In fact, at the Borough council meeting I attended, Peter McQueen, who is a counsellor in NDG, defended the beauty of the mural against Marvin Rotrand and referred to it by that title, “our lady of grace.”

It is on precisely the name given to the mural, however, that the attempted link to the neighbourhood fails from my point of view. Why not just have a Mucha-inspired mural brightening a formerly less than bland corner of the neighbourhood – even if the mural is not exactly to the taste of some (Mr. Rotrand!). Why attempt to give a deeper, spiritual meaning to it?
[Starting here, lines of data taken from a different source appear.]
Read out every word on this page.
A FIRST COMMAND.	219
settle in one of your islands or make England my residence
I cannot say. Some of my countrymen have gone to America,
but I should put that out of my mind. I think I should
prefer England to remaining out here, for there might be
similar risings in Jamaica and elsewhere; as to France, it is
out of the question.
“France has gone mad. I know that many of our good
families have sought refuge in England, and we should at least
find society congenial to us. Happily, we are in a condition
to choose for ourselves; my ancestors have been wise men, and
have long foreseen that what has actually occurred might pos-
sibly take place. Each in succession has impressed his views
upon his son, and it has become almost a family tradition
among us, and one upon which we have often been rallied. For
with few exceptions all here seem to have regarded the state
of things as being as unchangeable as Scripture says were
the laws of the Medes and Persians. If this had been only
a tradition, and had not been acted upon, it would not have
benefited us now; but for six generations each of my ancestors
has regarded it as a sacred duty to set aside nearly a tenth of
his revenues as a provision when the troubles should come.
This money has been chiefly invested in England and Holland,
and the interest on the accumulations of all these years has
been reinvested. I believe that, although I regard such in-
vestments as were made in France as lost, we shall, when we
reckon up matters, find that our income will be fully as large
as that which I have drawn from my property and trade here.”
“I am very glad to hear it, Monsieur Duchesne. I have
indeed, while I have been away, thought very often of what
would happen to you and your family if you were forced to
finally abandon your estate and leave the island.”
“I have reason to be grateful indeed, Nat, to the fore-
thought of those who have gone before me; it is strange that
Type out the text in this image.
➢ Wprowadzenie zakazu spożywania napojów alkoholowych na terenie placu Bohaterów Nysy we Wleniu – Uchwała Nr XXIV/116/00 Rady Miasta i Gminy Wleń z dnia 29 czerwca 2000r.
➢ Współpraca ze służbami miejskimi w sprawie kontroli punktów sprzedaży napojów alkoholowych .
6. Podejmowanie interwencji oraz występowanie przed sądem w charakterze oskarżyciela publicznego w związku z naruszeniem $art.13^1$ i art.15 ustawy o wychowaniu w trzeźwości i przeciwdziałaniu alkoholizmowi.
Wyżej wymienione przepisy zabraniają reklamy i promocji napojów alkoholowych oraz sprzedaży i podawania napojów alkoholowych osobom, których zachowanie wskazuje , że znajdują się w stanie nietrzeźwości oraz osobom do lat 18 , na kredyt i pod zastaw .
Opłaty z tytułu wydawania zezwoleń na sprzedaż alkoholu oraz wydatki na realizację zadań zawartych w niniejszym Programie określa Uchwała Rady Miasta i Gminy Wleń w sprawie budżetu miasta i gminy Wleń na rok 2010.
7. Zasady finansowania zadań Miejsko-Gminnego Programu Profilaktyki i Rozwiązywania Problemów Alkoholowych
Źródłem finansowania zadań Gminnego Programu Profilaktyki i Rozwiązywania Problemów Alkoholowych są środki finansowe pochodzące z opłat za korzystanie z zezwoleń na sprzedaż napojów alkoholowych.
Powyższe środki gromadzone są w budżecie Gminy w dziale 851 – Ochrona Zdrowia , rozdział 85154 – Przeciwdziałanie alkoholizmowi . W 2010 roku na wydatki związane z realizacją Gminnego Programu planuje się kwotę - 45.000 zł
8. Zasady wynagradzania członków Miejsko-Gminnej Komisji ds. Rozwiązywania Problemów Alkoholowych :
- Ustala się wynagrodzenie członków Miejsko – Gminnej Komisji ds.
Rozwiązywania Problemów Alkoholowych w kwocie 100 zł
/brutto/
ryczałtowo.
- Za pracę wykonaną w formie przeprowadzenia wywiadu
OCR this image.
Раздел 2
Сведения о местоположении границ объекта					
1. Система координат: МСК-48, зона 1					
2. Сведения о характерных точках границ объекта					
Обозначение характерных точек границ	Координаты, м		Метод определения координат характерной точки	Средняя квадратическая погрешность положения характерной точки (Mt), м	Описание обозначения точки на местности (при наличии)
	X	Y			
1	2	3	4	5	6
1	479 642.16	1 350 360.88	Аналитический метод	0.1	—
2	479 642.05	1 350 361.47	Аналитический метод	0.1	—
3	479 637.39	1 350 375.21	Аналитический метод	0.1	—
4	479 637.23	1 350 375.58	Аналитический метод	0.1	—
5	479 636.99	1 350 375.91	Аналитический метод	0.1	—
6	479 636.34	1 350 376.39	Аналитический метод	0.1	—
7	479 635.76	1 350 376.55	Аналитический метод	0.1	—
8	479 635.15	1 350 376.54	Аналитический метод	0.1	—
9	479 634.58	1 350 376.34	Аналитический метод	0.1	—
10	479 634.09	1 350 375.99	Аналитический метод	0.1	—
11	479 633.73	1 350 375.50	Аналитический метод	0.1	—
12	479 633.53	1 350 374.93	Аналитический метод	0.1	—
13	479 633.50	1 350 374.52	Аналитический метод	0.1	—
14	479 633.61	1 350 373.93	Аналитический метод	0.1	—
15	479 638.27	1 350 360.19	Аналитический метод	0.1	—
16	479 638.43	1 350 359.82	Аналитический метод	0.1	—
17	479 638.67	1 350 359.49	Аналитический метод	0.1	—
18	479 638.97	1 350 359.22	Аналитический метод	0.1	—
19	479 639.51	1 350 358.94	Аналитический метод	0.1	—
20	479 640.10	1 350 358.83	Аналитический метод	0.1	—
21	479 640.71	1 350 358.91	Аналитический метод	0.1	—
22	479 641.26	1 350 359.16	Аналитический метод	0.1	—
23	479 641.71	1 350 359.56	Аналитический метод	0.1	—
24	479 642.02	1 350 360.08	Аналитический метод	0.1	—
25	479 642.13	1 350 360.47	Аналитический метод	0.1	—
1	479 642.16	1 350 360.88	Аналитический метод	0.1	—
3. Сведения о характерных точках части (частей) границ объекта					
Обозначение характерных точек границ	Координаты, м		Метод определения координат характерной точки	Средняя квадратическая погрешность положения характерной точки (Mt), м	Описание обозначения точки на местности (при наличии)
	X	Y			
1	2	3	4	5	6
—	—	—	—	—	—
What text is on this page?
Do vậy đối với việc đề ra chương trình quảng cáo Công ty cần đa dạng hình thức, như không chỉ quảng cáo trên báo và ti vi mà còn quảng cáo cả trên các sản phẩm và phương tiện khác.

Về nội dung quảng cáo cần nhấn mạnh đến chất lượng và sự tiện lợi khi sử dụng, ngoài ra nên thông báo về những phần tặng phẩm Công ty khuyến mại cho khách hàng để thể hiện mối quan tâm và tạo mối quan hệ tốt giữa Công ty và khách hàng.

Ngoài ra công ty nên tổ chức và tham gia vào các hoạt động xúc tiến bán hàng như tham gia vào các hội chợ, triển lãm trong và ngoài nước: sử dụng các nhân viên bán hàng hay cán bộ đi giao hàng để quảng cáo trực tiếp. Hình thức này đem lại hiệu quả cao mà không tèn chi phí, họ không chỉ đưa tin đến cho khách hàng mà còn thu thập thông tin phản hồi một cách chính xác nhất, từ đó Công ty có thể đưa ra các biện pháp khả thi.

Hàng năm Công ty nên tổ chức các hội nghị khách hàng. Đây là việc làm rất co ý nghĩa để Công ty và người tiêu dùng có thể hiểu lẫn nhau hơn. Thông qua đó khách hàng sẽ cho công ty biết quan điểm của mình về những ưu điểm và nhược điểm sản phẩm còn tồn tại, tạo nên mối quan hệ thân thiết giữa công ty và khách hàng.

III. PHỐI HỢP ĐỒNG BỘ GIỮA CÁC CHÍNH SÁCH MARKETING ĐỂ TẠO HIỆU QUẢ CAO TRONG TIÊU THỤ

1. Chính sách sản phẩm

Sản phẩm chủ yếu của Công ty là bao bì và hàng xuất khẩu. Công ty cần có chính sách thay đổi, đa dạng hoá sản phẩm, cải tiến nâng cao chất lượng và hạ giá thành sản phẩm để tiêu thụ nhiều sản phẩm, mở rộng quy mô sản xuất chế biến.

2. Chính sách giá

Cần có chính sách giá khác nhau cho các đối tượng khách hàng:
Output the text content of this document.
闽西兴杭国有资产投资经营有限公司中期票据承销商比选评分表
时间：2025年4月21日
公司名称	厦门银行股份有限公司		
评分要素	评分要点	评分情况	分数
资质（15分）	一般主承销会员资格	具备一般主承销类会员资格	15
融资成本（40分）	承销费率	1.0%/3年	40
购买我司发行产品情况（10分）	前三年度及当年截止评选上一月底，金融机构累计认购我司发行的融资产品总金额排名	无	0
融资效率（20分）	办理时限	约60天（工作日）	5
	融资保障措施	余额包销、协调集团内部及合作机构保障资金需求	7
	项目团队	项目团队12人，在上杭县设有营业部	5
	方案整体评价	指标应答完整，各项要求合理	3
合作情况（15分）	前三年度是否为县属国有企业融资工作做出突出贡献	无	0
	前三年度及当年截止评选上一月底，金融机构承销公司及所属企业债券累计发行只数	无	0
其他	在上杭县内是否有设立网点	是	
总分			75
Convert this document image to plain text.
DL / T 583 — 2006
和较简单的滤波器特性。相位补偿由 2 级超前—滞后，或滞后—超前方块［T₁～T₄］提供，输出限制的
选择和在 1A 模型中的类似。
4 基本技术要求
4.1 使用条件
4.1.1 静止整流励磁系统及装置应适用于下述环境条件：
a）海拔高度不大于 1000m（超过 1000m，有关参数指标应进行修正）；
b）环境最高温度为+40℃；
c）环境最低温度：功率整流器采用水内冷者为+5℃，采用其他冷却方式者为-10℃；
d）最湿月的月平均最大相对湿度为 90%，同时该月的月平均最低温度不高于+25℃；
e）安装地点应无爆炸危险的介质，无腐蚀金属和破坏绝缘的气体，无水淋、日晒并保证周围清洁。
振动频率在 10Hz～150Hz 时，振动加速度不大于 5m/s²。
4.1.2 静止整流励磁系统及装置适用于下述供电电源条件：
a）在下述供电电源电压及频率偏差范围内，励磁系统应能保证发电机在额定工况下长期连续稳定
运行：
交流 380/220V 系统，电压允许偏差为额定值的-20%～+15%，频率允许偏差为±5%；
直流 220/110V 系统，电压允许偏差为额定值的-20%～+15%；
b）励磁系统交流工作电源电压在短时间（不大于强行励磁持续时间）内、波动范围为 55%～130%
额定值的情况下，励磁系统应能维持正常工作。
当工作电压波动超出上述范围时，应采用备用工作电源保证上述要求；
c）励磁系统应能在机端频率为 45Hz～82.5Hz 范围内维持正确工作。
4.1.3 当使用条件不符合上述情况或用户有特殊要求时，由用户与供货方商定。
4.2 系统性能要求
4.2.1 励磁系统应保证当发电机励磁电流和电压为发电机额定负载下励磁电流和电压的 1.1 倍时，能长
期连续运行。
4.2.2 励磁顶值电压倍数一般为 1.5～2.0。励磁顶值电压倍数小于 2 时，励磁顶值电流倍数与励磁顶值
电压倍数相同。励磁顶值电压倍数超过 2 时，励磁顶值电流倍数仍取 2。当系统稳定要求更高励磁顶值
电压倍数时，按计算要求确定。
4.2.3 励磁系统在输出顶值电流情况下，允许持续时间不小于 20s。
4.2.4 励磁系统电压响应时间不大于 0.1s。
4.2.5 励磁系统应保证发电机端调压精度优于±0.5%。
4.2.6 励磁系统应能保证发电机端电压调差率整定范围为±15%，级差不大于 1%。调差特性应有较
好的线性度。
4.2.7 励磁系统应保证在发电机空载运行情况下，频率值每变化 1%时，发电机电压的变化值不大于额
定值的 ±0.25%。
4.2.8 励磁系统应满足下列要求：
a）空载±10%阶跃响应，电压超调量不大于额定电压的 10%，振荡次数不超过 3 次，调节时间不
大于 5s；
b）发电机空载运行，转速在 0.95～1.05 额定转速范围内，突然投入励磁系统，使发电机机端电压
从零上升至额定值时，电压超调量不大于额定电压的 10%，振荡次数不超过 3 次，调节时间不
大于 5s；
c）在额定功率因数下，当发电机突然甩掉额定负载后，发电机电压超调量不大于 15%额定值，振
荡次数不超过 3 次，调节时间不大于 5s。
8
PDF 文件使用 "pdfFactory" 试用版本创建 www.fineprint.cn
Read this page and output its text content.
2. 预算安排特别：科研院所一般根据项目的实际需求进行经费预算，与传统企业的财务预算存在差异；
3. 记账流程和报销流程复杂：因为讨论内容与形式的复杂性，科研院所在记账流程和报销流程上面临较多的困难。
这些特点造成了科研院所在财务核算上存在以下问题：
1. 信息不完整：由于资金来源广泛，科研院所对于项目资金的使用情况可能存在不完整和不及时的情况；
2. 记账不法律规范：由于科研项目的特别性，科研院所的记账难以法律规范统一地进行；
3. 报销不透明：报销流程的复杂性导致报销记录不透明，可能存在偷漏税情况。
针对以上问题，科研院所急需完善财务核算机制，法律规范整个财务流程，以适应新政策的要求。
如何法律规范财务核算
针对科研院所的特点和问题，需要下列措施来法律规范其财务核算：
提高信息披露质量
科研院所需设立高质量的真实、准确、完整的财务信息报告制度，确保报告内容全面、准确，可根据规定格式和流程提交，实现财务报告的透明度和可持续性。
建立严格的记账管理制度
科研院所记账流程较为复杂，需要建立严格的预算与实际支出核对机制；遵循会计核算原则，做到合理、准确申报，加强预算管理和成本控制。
Why forcefully appropriate the substance of another tradition without acknowledgment or explanation?

“Our lady of grace”, of course, is none other that Mary within the Roman Catholic tradition – with this title flowing loosely from the words of the angel to Mary in Luke 1:28: “Greetings favoured one, the Lord is with you.” Without taking sides in the long history of protestant and Roman Catholic debate on the identity of Mary, it is evident that Mary the mother of Jesus has had a significant place within the history of God with us – and has had an appropriate place of prominence within the history of faith and theology. The name of the neighbourhood itself owes to Mary’s place within the Christian tradition, and to the Christian faith that has shaped the neighbourhood and city.

It seems to me that the appropriation of Mary for vague spiritual purpose reflects the rather empty nature of modern culture. There is a reaching, not toward a meaningful synthesis of what we understand to be true about the human, about community, about God, and about creation, but a reaching toward anything that gives an of impression of depth and substance. This is not to say that Mucha didn’t have his own clear (platonist? spiritualist?) understanding of the world and of the arts – and the woman in this piece reflects these tendencies (she looks up, and away, into some otherworldly reality, largely losing touch with the concrete that surrounds her). In fact, given Mucha’s own spiritual assumptions, one is left to wonder whether this mural doesn’t represents a kind of escapism – which does not take the neighbourhood, Mary, daily life, or community existence as seriously as they need to be taken.

The mural remains a bright and very-well executed piece of urban art. Of that there is little doubt – and as I have said above, it much improves the blank, five-story wall that used to stare at us. It is also much preferable to a five-story advertisement for Pizza Pizza or Air Canada. But the question that needs to be answered, and remains unanswered, is as follows: “What’s the narrative?” Or, “What does it mean?”